Here is a summary of the main results achieved during this project:
First I have developed a methodology to interrogate the lineage specifying roles of Chromatin Factors (CFs) in hematopoiesis. This methodology relies on differentiation systems where cells are pushed into specific lineages using precise growth conditions and CRISPR is used to disrupt specific CFs in a high-throughput manner. This permits a large-scale interrogation of the relevance of different factors in the development of specific hematopoietic lineages. Using this methodology I have characterized the roles of 680 Chromatin Factors during hematopoiesis identifying 200 CFs as key lineage regulators; this represents the first comprehensive study of Chromatin Factors in a developmental process.
Next, I have used state-of-the-art genome profiling methods to study how key Chromatin Factors regulate the different hematopoietic lineages (progenitors, erythroid and myeloid) and how they operate in an abnormal leukemic setup. This has enabled me to dissect gene regulatory programs controlled by these CFs and to highlight the interactions between Transcription and Chromatin Factors that are key for cellular identities. Of note, I have identified two interactions with an applied potential in leukemia (Brd9-Cebp and Smarcb1-Stat5a)

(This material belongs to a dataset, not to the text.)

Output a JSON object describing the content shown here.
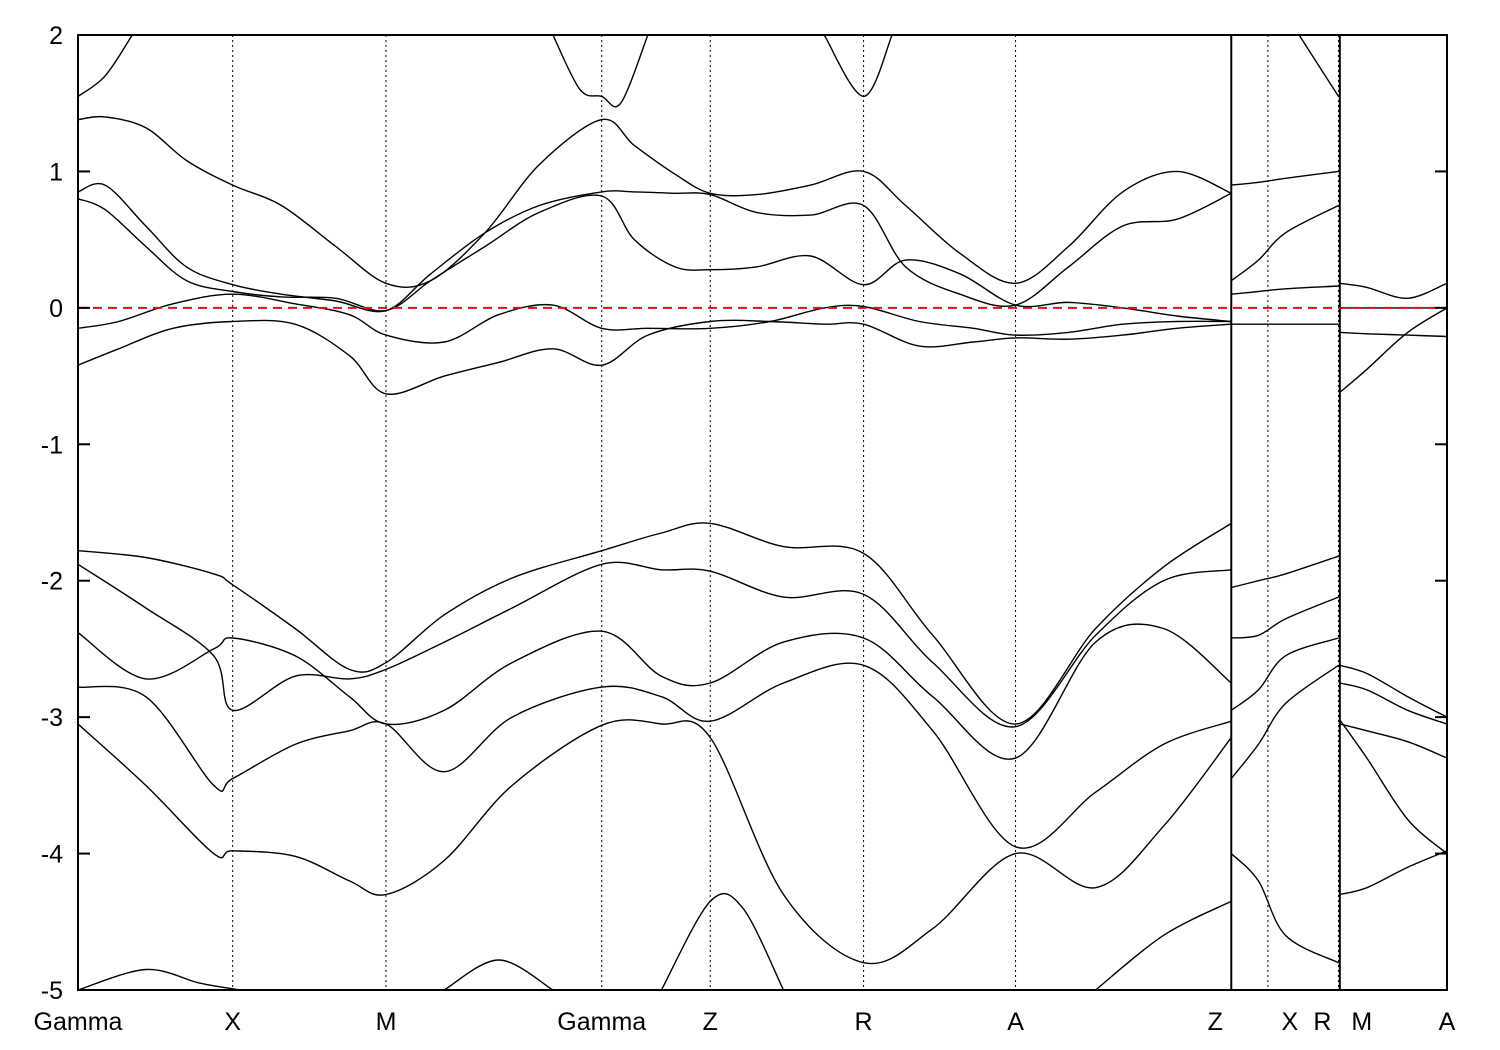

Then, using single-cell technologies I have characterized in depth the cellular and molecular mechanisms regulated by Chromatin Factors during hematopoiesis and identify differential behaviors in leukemia. Key findings are an unexpected functional diversity for Chromatin Factors with activation roles, a common behavior for repressive factors as attenuators of excessive inflammatory responses - which can be exploited to treat inflammation-related diseases like lupus. And, the identification of chromatin factors that permit unlimited growth of leukemic cells that represent potential targets for treatment via small-molecule inhibition, highlighting this approach as an excellent tool for drug discovery.
In summary, I have generated a roadmap CFs roles in hematopoiesis and leukemia highlighting therapeutic targets.
The findings described above have been presented at three international conferences in 2022. In addition, a research article presenting this work is currently under revision in Nature Genetics and has received a very favorable reception and I expect this article to be published during the first trimester of 2023, which will be made available to the general public by following the Gold Open Access route.
Finally, we have identified several avenues to exploit the results obtained in this project. First, we have established partnerships with researchers from the University of Navarre Clinic to validate the translational potential of our findings in human leukaemias. Second, we have established a partnership with Relation Therapeutics (London), a start-up company applying machine learning to discover novel therapeutic targets. In both initiatives, we have protected the Intellectual Property (IP) of the findings.